Among the 30 patients in the case series, 50.0% (15) had hemifacial microsomia; 46.7% (14) had hearing loss; 33.3% (10) had facial nerve palsy; 33.3% (10) had vertebral anomalies; 36.7% (11) had cardiovascular defects, of which 45% (5) were conotruncal defects; 26.7% (8) had renal anomalies; 13.3% (4) had limb defects (all radial ray hypoplasia); 10% (3) had DiGeorge sequence; 6.7% (2) had laterality defects; and 6.7% (2) had imperforate anus. Within the cases from the birth defects registry, the odds ratio for OAVS in infants of mothers with gestational diabetes mellitus was 2.28 (95% CI, 1.03-4.82, P =.03), and the OR for ear anomalies in these infants was 1.21 (95% CI, 0.94-1.56, P =.13). When infants of mothers with preconceptionally diagnosed type 1 or 2 diabetes were considered, the OR for OAVS was 1.50 (95% CI, 0.08-9.99, P =.49), and the OR for dysplastic ears was 0.94 (95% CI, 0.48-1.81, P =.85).

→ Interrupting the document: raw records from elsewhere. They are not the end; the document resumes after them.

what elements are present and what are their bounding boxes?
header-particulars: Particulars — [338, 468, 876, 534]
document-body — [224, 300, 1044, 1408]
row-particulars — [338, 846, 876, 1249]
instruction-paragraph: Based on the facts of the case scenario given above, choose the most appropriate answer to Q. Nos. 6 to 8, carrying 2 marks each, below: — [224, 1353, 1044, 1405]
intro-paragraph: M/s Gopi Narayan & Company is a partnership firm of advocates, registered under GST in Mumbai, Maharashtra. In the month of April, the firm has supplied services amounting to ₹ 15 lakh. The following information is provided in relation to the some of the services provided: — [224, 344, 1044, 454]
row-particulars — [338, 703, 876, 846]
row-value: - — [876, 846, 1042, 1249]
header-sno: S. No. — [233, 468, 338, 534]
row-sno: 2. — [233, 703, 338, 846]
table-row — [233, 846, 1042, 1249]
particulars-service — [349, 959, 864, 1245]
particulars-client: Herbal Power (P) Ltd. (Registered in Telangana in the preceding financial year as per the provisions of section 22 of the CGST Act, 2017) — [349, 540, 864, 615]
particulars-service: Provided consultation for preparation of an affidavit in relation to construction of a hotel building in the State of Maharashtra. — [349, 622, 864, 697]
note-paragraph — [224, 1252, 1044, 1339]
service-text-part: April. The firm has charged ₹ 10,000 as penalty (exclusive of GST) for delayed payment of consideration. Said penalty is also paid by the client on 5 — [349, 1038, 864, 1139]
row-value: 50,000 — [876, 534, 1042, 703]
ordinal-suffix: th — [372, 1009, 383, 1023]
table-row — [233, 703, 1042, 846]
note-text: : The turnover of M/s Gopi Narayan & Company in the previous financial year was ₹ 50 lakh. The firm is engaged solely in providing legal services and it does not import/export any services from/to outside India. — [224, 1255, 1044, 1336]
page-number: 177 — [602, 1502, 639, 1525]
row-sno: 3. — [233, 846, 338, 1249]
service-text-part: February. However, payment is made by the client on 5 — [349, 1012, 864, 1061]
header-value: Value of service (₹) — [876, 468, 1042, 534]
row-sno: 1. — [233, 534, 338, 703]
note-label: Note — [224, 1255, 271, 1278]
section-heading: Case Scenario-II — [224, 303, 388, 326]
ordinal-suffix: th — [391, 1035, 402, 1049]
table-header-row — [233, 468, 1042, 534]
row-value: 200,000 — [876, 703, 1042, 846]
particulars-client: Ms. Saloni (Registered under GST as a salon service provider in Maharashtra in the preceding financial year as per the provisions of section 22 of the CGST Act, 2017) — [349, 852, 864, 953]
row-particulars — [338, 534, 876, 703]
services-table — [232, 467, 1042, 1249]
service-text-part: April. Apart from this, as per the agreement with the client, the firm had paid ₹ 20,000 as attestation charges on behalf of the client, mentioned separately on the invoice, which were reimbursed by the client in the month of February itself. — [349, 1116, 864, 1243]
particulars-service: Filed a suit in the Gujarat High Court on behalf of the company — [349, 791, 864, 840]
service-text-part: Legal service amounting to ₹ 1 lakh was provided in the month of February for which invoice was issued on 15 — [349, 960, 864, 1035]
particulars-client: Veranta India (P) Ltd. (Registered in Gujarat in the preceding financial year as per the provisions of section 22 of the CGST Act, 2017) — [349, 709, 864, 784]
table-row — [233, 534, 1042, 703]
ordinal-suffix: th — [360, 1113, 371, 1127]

Our data indicate that OAVS occurs with a higher incidence in IDM than in the general population. Associated problems include hearing loss, athymia, and cardiac, renal, and limb malformations. Therefore, we recommend that an IDM with features consistent with OAVS undergo a workup including hearing evaluation, skeletal survey, echocardiogram, renal ultrasonogram, and immunodeficiency workup if clinically indicated. Furthermore, noting that most of these defects occur in structures of neural crest origin, we hypothesize that poorly controlled maternal diabetes interferes with cephalic neural crest cell migration.